Created by the Mom of a Child with Disabilities and Long-Time GS Patient
There’s a new “hot spot” in town that brings together children of all abilities in their own special play gym. It’s the adaptable sensory gym, Sensory Towne, opened in July, which helps children with balance, social skills, body awareness and overall development of the senses.
The students and patients at Great Strides Rehab, along with all the children the therapists work with at various fragile care centers, were recently treated to a fun night there by Dr. Edenfield, Executive Director, to check it all out. More than 25 kids, from ages three to teenagers, and their parents participated in this “patient appreciation night” swinging, sliding, playing games on interactive floors and other adventures.
Such a place did not exist in Northeast Florida and beyond before Kimberly Belzer, a mom of a son with disabilities, became determined to create her decade-long dream of a place where all abilities, whether “typical” or “special needs,” could “fit-in” and play together.
Belzer, a single parent to a multi-handicapped son, now age 14, was born with the genetic disorder Hydrocephalus, is autistic, nonverbal and has survived 16 surgeries and cancer. Brandon, and kids like him, require a lot of sensory input — spinning, rocking, calming lights, vibration, squeezing, and touching — to function during the day. Since Brandon was four, his mom has searched for, and not been able to find, an inclusive play space for children of varying needs that Brandon could enjoy.

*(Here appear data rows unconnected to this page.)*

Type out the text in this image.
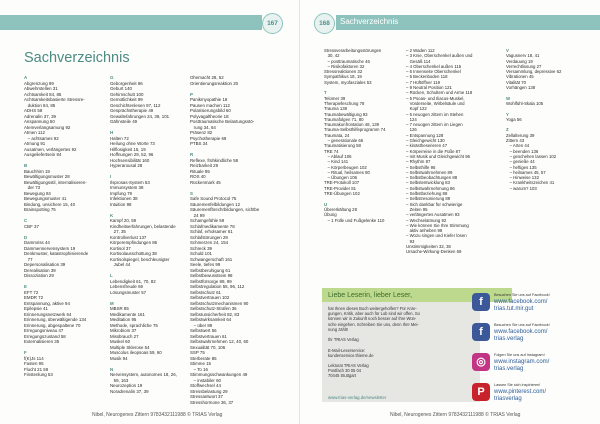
167
Sachverzeichnis
A
Abgrenzung 99
Abwehrstellen 31
Achtsamkeit 84, 85
Achtsamkeitsbasierte Stressre-
duktion 84, 85
ADHS 58
Adrenalin 37, 39
Anspannung 50
Atemverlangsamung 92
Atmen 112
– achtsames 92
Atmung 91
Ausatmen, verlängertes 92
Ausgeliefertsein 84
B
Bauchhirn 19
Bewältigungsmuster 28
Bewältigungsstil, internalisieren-
der 73
Bewegung 84
Bewegungsmuster 41
Bindung, unsichere 15, 40
Brainspotting 75
C
CBF 37
D
Dammriss 44
Dammennervensystem 19
Denkmuster, katastrophisierende
77
Depersonalisation 39
Derealisation 39
Dissoziation 29
E
EFT 72
EMDR 72
Entspannung, aktive 94
Epilepsie 41
Erinnerungsnetzwerk 64
Erinnerung, überwältigende 134
Erinnerung, abgespaltene 70
Erregungsniveau 47
Erregungszustand 58
Externalisieren 35
F
f(K)Js 114
Fasten 95
Flucht 21 59
Finstenlung 53
G
Geborgenheit 96
Geburt 140
Gehirnschutt 100
Gemütlichkeit 99
Geschichtenlesen 97, 112
Gesprächstherapie 49
Gewaltefahrungen 24, 39, 101
Gähnsteile 49
H
Halten 72
Heilung ohne Worte 73
Hilflosigkeit 15, 19
Hoffnungen 29, 52, 96
Hochsensibilität 160
Hyperarousal 28
I
Ilsprosas-System 53
Immunsystem 38
Impfung 79
Infektionen 38
Intuition 98
K
Kampf 20, 59
Kindheitserfahrungen, belastende
27, 35
Kontrollverlust 137
Körperempfindungen 86
Kortisol 37
Kortisolausschüttung 38
Kortisolspiegel, beschleunigter
Jubel 44
L
Lebendigkeit 61, 70, 82
Lebensfreude 69
Lösungsmuster 57
M
MBSR 85
Medikamente 161
Meditation 95
Methode, sprachliche 75
Mikrobiom 37
Missbrauch 27
Muskel 60
Multiple Sklerose 54
Muscolus ileopsoas 59, 60
Musik 94
N
Nervensystem, autonomes 18, 26,
59, 163
Neurozeption 19
Noradrenalin 37, 39
Ohnmacht 28, 52
Orientierungsreaktion 20
P
Panikmyopathie 18
Pausen machen 112
Polarisierungsbild 60
Polyvagaltheorie 18
Posttraumatische Belastungsstö-
rung 34, 64
Präsenz 82
Psychotherapie 69
PTBS 34
R
Reflexe, frühkindliche 58
Reizbarkeit 29
Rituale 95
ROS 40
Rückenmark 45
S
Safe Sound Protocol 75
Säuremenfelbildungen 12
Säuremenfbrechrbildungen, sichtbe
24 99
Schamgefühle 59
Schlafmedikamente 78
Schlaf, erholsamer 61
Schlafstörungen 29
Schmerzen 24, 154
Schreck 39
Schuld 101
Schwangerschaft 161
Seele, tiefes 99
Selbstberuhigung 61
Selbstbewusstsein 98
Selbstfürsorge 89, 99
Selbstregulation 55, 96, 112
Selbstschutz 61
Selbstvertrauen 102
Selbstschutzmechanismen 90
Selbstschutz-Strafen 36
Selbstunsicherheit 82, 83
Selbstwirksamkeit 64
– über 89
Selbstwert 56
Selbstvertrauen 61
Selbstwahrnehmen 12, 40, 60
Sexualität 70, 106
SSP 75
Sterberate 85
Stimme 15
– To 16
Stimmungsschwankungen 49
– instabiler 60
Stoffwechsel 44
Stressbelastung 29
Stressantwort 37
Stresshormone 36, 37
Nibel, Neurogenes Zittern 9783432111988 © TRIAS Verlag
168	Sachverzeichnis
Stressverarbeitungsstörungen
30, 42
– posttraumatische 46
– Risikofaktoren 32
Stressreaktionen 32
Sympathikus 18, 19
System, myofasziales 53
T
Telomer 39
Therapiefeschung 78
Trauma 138
Traumabewältigung 93
Traumafolgen 71, 80
Traumakonfrontation 48, 139
Trauma-Selbsthilfeprogramm 74
Traumata, 24
– generationale 66
Traumatisierung 58
TRE 74
– Ablauf 106
– Kind 141
– Körperbeugen 102
– Ritual, heilsames 80
– Übungen 106
TRE-Protokoll 107
TRE-Provider 81
TRE-Übungen 102
U
Übererkältung 28
Übung
– 1 Fülle und Fußgelenke 110
– 2 Waden 112
– 3 Knie, Oberschenkel außen und
Gesäß 114
– 4 Oberschenkel außen 115
– 6 Innenseite Oberschenkel
– 5 Beckenboden 118
– 7 Hüftöffner 119
– 9 Neutral Position 121
– Rücken, Schultern und Arme 118
– 5 Psoas- und Iliacus-Muskel,
Vorderseite, Wirbelsäule und
Kopf 122
– 6 neuogen zittern im Stehen
124
– 7 neuogen zittern im Liegen
126
– Entspannung 128
– Gleichgewicht 130
– kinästheserieren 47
– Körperreise in die Füße 87
– mit Musik und Gleichgewicht 96
– Rhythm 87
– Selbsthilfe 95
– Selbstwahrnehmen 89
– Selbstbeobachtungen 88
– Selbstentwicklung 83
– Selbstwahrnehmung 86
– Selbstbeziehung 88
– Selbstresonierung 89
– Sich dankbar für schwierige
Zeiten 95
– verlängertes Ausatmen 93
– Wechselatmung 92
– Wie können Sie Ihre Stimmung
aktiv anheben 98
– Wozu singen und Kiefer lösen
93
Unstimmigkeiten 32, 36
Ursache-Wirkung-Denken 69
V
Vagusnerv 18, 41
Verdauung 19
Verrechtlissung 27
Versammlung, depressive 62
Vibrationen 45
Vitalität 70
Vorhängen 138
W
Wohlfühl-Skala 105
Y
Yoga 56
Z
Zellalterung 39
Zittern 43
– Arten 44
– beenden 136
– geschehen lassen 102
– genieße 44
– heftiges 135
– heilsames 45, 57
– Hinweise 132
– Krankheitszeichen 41
– warum? 103
Liebe Leserin, lieber Leser,
hat Ihnen dieses Buch weitergeholfen? Für Anre-
gungen, Kritik, aber auch für Lob sind wir offen. So
können wir in Zukunft noch besser auf Ihre Wün-
sche eingehen. Schreiben Sie uns, denn Ihre Mei-
nung zählt!
Ihr TRIAS Verlag
E-Mail-Leserservice:
kundenservice.thieme.de
Lektorat TRIAS Verlag
Postfach 30 05 04
70445 Stuttgart
www.trias-verlag.de/newsletter
f
Besuchen Sie uns auf Facebook!
www.facebook.com/
trias.tut.mir.gut
f
Besuchen Sie uns auf Facebook!
www.facebook.com/
trias.verlag
◎
Folgen Sie uns auf Instagram!
www.instagram.com/
trias.verlag
P
Lassen Sie sich inspirieren!
www.pinterest.com/
triasverlag
Nibel, Neurogenes Zittern 9783432111988 © TRIAS Verlag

Determined to create such an inclusive play-space, Belzer has spent years researching the best sensory input activities and equipment. She also credits Dr. Edenfield’s advice and support in helping make Sensory Towne a reality.
Dr. Edenfield and his therapists have been working with Brandon since he was two months old.

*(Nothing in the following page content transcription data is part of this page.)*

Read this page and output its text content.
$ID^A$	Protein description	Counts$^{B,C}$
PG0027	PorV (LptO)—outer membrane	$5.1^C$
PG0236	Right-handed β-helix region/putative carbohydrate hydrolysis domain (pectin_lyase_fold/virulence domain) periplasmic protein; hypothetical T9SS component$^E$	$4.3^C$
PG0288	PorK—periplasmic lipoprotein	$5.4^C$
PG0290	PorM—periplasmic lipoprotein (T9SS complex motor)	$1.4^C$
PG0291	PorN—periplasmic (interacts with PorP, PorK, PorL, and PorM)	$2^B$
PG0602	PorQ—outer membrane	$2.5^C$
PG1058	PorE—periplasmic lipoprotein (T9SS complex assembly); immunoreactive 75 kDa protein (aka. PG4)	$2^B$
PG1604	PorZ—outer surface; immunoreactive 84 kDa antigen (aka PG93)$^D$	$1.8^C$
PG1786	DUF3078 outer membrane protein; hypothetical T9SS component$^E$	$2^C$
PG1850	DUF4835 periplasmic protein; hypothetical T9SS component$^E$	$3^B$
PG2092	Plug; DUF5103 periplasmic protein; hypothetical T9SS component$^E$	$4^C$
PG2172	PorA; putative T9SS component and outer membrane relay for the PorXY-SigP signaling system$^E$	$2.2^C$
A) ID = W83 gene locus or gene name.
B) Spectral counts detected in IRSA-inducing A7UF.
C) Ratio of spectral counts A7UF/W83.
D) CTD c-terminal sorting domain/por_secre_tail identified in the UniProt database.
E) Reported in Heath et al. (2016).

This was even before Great Strides Rehab was created, when Dr. Edenfield was working as an occupational therapist at Wolfson’s Children’s Hospital. Great Strides therapists Hanna and John Kirkland have worked with Brandon for close to a decade on many everyday skills from something as simple as pointing to learning how to feed himself and walk up steps.
“Great Strides has helped so much with Brandon’s independence so that now he can dress himself, select his own games on the I-pad, open the fridge and drawers, and get in and out of the car without assistance,” said Belzer. “They are highly caring people who will do anything to help you with your child’s needs, such as when Hanna and her husband came to my home and re-engineered Brandon’s bidet so he could push the button without turning around. “
And now Sensory Towne helps children with special needs in their development while having fun with most activities at wheel-chair level. There’s a sensory house, rolling slide, foam pits, a tactile library, motion-sensored interactive game floor, a chill spa (calming room) with vibrating bubble tubes, fiber optics and ocean sounds, rock walls and swings that spin, let a child lay-down, or allow multiple children for social interaction. There’s also an adult size changing table in the bathroom for parents that have older special needs children, and a sensory store to purchase unique sensory items.
“Since opening, we have had children of all capabilities come to play and it has been a beautiful thing to see,” said Belzer. “Sensory Towne is about kids playing together and learning about one another in the same space.”
Classes are now being formed for kids dance and yoga, music and movement, and interactive story-time. Check out listed schedules by going to www.sensorytowne.com or see all the fun on Facebook. Sensory Towne is located in the Centurion Square Shopping Center on the corner of Baymeadows Road and Philllips Highway.
“If there is something you’d like for your child and we don’t have it, tell us about it and we will try to get it,” said Belzer.